A ONU homenageia jovens ativistas que usam a tecnologia para o bem. 21/11/2025
- Ana Cunha-Busch
- 20 de nov. de 2025
- 2 min de leitura

Por AFP - Agence France Presse
A ONU homenageia jovens ativistas que usam a tecnologia para o bem.
Cinco jovens ativistas de todo o mundo receberam um prêmio apoiado pela ONU nesta quinta-feira, em reconhecimento ao uso da tecnologia para impulsionar mudanças globais positivas.
Um adolescente indiano que usa ferramentas móveis para monitorar a qualidade da água e um jovem advogado que usa a tecnologia para fornecer tratamento médico gratuito em todo o Líbano estavam entre os laureados homenageados na Cúpula Anual de Jovens Ativistas (YAS).
"Estamos celebrando hoje algumas das pessoas mais extraordinárias do nosso planeta", disse Melisaa Fleming, Subsecretária-Geral das Nações Unidas para Comunicações Globais, na cerimônia em Genebra.
"Quando se deparam com problemas, não se entregam ao desespero. Em vez disso, levantam-se.
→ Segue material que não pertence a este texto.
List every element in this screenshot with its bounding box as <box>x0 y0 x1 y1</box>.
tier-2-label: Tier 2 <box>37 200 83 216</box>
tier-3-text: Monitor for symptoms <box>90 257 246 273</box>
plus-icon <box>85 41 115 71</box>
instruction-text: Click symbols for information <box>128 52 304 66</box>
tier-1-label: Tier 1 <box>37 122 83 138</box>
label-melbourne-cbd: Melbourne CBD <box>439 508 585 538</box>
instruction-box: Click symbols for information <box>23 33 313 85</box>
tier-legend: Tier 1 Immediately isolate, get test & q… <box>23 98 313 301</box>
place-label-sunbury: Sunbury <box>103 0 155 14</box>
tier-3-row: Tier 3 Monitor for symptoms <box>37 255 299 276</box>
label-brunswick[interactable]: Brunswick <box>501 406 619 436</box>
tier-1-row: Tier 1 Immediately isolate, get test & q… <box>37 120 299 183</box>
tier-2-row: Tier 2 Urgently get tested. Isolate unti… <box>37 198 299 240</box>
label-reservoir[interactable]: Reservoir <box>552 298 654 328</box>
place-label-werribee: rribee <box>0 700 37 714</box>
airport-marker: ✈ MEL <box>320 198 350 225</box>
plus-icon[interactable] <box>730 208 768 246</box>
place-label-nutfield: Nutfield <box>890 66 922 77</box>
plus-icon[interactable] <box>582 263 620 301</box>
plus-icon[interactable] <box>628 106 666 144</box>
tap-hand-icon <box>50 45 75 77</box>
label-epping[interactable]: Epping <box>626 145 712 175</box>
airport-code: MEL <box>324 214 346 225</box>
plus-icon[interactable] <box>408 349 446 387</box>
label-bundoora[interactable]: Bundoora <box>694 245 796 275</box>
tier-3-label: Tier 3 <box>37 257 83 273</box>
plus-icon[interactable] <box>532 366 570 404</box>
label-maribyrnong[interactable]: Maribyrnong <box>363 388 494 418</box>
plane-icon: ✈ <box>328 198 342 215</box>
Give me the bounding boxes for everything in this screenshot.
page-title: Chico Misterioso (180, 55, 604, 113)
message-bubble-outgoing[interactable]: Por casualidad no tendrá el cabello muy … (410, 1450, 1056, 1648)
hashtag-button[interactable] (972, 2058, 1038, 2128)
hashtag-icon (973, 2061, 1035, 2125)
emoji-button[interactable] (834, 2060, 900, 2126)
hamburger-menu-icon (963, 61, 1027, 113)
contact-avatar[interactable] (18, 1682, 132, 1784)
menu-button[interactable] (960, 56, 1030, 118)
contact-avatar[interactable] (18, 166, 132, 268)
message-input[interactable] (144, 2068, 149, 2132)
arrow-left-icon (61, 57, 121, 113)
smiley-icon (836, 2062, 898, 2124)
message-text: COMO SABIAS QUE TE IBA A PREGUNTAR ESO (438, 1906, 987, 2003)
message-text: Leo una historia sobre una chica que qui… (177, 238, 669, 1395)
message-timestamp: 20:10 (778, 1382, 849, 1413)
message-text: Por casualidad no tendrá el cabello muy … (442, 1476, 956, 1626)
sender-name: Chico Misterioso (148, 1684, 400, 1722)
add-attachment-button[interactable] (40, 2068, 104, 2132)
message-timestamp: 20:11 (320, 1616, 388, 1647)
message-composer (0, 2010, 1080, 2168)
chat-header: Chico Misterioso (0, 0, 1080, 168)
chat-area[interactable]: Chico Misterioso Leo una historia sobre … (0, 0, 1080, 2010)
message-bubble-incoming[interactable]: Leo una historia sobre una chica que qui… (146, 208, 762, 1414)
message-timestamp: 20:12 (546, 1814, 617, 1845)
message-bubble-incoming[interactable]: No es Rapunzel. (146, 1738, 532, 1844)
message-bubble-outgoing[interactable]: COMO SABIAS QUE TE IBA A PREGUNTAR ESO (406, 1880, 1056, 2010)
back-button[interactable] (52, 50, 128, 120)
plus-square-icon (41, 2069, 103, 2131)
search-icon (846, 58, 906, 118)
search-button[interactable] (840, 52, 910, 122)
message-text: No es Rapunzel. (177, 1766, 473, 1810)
Criam soluções e inspiram outros a agir", disse ela, referindo-se aos laureados como "os agentes de mudança de que o nosso mundo conturbado tanto precisa".
O mais jovem no palco foi Dev Karan, um indiano de 17 anos que ajuda a restaurar os tradicionais lagos da Índia, responsáveis pela prevenção de inundações e erosão do solo através do armazenamento de água.
Karan é cofundador da Pondora, uma organização que capacita estudantes como "Embaixadores dos Lagos" para ajudar as comunidades locais a monitorar a qualidade da água utilizando sensores tecnológicos e ferramentas móveis.
Outros vencedores incluem Rena Kawasaki, de 20 anos, do Japão, que aos 14 anos cofundou um grupo que conecta estudantes e políticos através de sessões no Zoom para impulsionar a participação dos jovens na política.
Aminata Savane, de 25 anos, da Costa do Marfim, também recebeu o prêmio por seus esforços para tornar o mundo digital mais inclusivo e seguro em comunidades carentes.
— 'Precisava fazer alguma coisa' —
Enquanto isso, Marina El Khawand, de 24 anos, do Líbano, fundou sua organização Medonations após a devastadora explosão no porto de Beirute em 2020, que matou mais de 220 pessoas.
"Eu precisava fazer alguma coisa", disse ela à AFP, descrevendo como um esforço inicial para obter medicamentos vitais para uma mulher se transformou em uma organização que oferece tratamento médico gratuito a dezenas de milhares de pessoas no Líbano.
O ativista brasileiro Salvino Oliveira, de 27 anos, também foi reconhecido por sua organização PerifaConnection, que amplifica as vozes dos jovens das favelas e ajuda estudantes de primeira geração a ingressarem na universidade.
Ele próprio cresceu na pobreza na favela Cidade de Deus, no Rio de Janeiro, e teve que começar a trabalhar aos 13 anos, vendendo garrafas de água e doces na rua para ajudar a sustentar sua família.
Ele disse à AFP que sua própria vida foi "transformada pela educação" quando ganhou uma bolsa de estudos para frequentar uma das melhores escolas públicas do Rio.
"Mudou a minha vida", disse ele, acrescentando que "queria retribuir".
"Quantos Mozarts ou Beethovens existem nas favelas do Rio, apenas esperando uma chance de se desenvolver, esperando a oportunidade de perseguir seus sonhos?", perguntou aos presentes.